ScrapeGraphAI / Scrapegraph-ai

Python scraper based on AI
https://scrapegraphai.com
MIT License
13.98k stars 1.11k forks source link

Issue with Extracting URLs Using ScrapeGraphAI in Flask Application #451

Closed deejay99 closed 1 month ago

deejay99 commented 1 month ago

Discussed in https://github.com/ScrapeGraphAI/Scrapegraph-ai/discussions/450

Originally posted by **deejay99** July 13, 2024 Hi everyone, I'm currently working on a Flask application that uses ScrapeGraphAI to scrape web pages. While my application successfully scrapes pages and extracts content, I only get NA's back for URLs of listings on scraped pages. Interestingly, the official demo of ScrapeGraphAI can extract URLs of listings on pages without any issues. I'm hoping someone here might be able to help me identify and resolve the problem. eg on {"source":"https://park-immobilien.ch/kaufen", "prompt":"List me the first 10 listings incl. urls"} My Setup Here's a brief overview of my setup: Framework: Flask Deployment Platform: Local and Heroku - both having same problem Code Snippet Below is the relevant part of my app.py: ``` from flask import Flask, request, jsonify from scrapegraphai.graphs import SmartScraperGraph import os from dotenv import load_dotenv load_dotenv() app = Flask(__name__) @app.route('/scrape', methods=['POST']) def scrape(): data = request.json prompt = data.get('prompt', 'List me all the articles') source = data.get('source', 'https://perinim.github.io/projects') graph_config = { "llm": { "api_key": os.getenv("OPENAI_API_KEY"), "model": "gpt-4o", }, } smart_scraper_graph = SmartScraperGraph( prompt=prompt, source=source, config=graph_config ) result = smart_scraper_graph.run() return jsonify(result) if __name__ == '__main__': app.run(host='0.0.0.0', port=5000) ``` and then `curl -X POST http://localhost:5000/scrape -H "Content-Type: application/json" -d '{"source":"https://park-immobilien.ch/kaufen", "prompt":"List me the first 10 listings incl. their URL"}'`
f-aguzzi commented 1 month ago

There's a specific type of node that might be useful for your use case: the Search Link Node. It is specialized in finding links within a webpage that might be related to a specific user query.

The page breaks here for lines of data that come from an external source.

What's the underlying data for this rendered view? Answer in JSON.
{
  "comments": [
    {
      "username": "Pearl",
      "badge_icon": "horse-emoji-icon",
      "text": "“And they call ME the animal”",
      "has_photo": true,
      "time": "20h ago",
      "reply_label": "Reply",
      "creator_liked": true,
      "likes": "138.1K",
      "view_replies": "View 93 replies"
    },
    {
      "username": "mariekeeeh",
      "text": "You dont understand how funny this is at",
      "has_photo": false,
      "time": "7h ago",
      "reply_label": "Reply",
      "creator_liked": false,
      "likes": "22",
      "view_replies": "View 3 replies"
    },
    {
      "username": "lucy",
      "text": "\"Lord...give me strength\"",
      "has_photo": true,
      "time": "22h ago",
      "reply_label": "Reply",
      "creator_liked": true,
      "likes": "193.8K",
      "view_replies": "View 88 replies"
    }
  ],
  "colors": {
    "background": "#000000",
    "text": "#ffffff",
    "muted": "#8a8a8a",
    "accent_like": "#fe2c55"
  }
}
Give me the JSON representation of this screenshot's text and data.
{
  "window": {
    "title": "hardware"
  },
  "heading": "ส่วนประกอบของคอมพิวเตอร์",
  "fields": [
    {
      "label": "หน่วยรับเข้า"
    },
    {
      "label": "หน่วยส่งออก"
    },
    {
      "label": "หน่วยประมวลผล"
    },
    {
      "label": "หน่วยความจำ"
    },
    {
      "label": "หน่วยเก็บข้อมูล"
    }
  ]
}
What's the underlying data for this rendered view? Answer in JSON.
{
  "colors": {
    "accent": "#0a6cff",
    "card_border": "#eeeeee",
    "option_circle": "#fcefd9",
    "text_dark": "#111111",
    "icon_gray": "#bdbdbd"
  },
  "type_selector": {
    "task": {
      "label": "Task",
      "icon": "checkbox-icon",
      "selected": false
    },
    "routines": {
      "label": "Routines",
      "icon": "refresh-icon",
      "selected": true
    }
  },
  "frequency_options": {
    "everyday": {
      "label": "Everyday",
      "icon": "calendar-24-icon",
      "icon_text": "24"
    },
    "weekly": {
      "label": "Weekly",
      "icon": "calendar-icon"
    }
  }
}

If this route might seem interesting to you, we could try to make a custom graph based on this node, specifically to find links. Otherwise, if you want to keep a one-size-fits-all solution for your web app, we could just try and debug the Smart Scraper to find out why it doesn't return links. Or both. Let us know and we'll be happy to collaborate 🤝

VinciGit00 commented 1 month ago

Hi please update to the new beta

deejay99 commented 1 month ago

Thanks both, will do and test asap, traveling today/tmr!

deejay99 commented 4 weeks ago

works perfectly now, much appreciated!